Our litigation event ontology group has also been hard at work on both civil and criminal event ontologies over the last year. These event ontologies are core to our ability to build models that can label docket entries as specific litigation events (i.e., motion) and identify the broader litigation phases, like settlement, that many of our most basic but pressing questions about the justice system revolve around. Importantly we’ve created this event ontology by focusing on the docket sheet data, combining both our team’s expertise in how courts theoretically function and examining how actually function, as reported in the docket sheets. We’re still working hard at defining litigation phases and how we algorithmically identify them in docket events, but we plan to make our constructed ontologies for observed litigation events publicly available soon.
There’s also been significant work on Satyrn, the underlying technology that powers the user interface of the SCALES OKN. Through beta-testing there’s been numerous improvements in both hands-on use (autocompletion across more query fields and increased analytical capabilities), as well as its back-end robustness (scaling to user demand and authentication systems). On a broader technical note, Satyrn also hit a major milestone that’s significant for data users by moving to a no-code configuration system. That means that end-users will be able to bring new datasets for analysis into Satyrn without needing to write any code at all, which greatly decreases the barrier to potentially bringing more data into the ecosystem.
What is our next year roadmap?
Over the next year we plan to work furiously to tie up loose ends as we push towards our public launch of the SCALES OKN.
On the data side, we’re planning to crosswalk more datasets into the ecosystem. We’re currently working on merging the USSC sentencing dataset against criminal cases and plan to do something similar to make using the USPTO dataset easy on the civil side. For all of our crosswalks we also plan to make living reports available that document the coverage of the crosswalks, which should be helpful as a quick reference.

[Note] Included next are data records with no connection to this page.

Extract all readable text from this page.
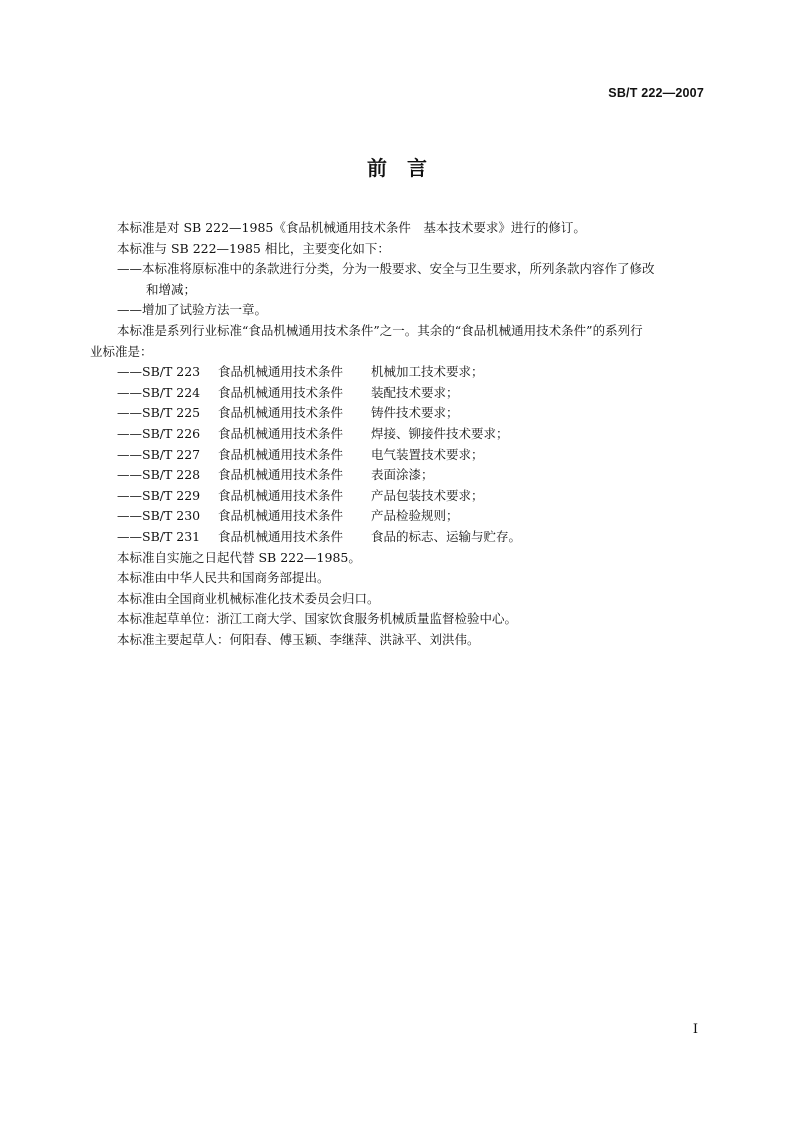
SB/T 222—2007
前　言
本标准是对 SB 222—1985《食品机械通用技术条件　基本技术要求》进行的修订。
本标准与 SB 222—1985 相比，主要变化如下：
——本标准将原标准中的条款进行分类，分为一般要求、安全与卫生要求，所列条款内容作了修改
和增减；
——增加了试验方法一章。
本标准是系列行业标准“食品机械通用技术条件”之一。其余的“食品机械通用技术条件”的系列行
业标准是：
——SB/T 223	食品机械通用技术条件	机械加工技术要求；
——SB/T 224	食品机械通用技术条件	装配技术要求；
——SB/T 225	食品机械通用技术条件	铸件技术要求；
——SB/T 226	食品机械通用技术条件	焊接、铆接件技术要求；
——SB/T 227	食品机械通用技术条件	电气装置技术要求；
——SB/T 228	食品机械通用技术条件	表面涂漆；
——SB/T 229	食品机械通用技术条件	产品包装技术要求；
——SB/T 230	食品机械通用技术条件	产品检验规则；
——SB/T 231	食品机械通用技术条件	食品的标志、运输与贮存。
本标准自实施之日起代替 SB 222—1985。
本标准由中华人民共和国商务部提出。
本标准由全国商业机械标准化技术委员会归口。
本标准起草单位：浙江工商大学、国家饮食服务机械质量监督检验中心。
本标准主要起草人：何阳春、傅玉颖、李继萍、洪詠平、刘洪伟。
I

Right now, we’re working on a living report of on our crosswalk of civil cases filed in PACER to civil cases recorded in the Federal Judicial Center’s Integrated Database, making it easy to see where (and potentially why) discrepancies might emerge.

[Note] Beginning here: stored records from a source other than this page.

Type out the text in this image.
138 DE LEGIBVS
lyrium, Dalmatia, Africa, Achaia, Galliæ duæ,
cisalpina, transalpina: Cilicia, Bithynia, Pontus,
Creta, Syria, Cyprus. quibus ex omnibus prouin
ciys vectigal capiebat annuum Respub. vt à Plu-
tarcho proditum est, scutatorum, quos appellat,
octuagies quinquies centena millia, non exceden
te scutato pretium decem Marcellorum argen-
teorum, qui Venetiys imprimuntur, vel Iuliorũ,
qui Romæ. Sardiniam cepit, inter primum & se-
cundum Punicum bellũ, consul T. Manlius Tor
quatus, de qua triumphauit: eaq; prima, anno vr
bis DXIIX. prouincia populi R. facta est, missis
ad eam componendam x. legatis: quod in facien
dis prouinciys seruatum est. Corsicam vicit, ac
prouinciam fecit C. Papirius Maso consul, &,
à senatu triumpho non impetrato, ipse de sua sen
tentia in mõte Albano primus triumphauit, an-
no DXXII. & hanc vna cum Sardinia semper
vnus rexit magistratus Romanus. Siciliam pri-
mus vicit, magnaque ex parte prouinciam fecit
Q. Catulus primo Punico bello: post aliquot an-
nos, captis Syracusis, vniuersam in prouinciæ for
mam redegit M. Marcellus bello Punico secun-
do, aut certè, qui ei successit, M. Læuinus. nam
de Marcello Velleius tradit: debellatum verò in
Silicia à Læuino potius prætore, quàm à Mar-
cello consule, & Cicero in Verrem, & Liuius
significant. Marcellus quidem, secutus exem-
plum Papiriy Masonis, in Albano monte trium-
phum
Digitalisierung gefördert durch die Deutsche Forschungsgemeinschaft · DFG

In terms of models, our big push this next year is to continue with our modelling efforts to identify litigation events and phases. We are also going to devote significant efforts to expand our entity recognition beyond just judges. There are many questions that revolve around who is involved in a case, be it a local government or Fortune 500, so we are building models to identify what type of entity each individual party is and expose those annotations for search and analysis. While we won’t be able to disambiguate every entity like we did with the judges (figuring out if plaintiff John Johnson in a case in Illinois is the same person as defendant John Johnson in Georgia is nearly impossible with docket sheets), we are planning to disambiguate lawyers and more prevalent entities like Fortune 500 companies.
Our goal is to keep pushing and enriching the SCALES OKN user interface and data ecosystem throughout the year and, with continued user testing, reach our milestones for a stable and feature-filled public release in Summer 2022. As the year progresses, we plan to make more incremental public releases (ontologies, models, raw data, and more), so make sure to check back here or feel free to reach out. As always, we’re not just excited about building the SCALES OKN, but we’re excited about working with community so that we can all have a resource that can transform our ability to answer systematic questions about the courts.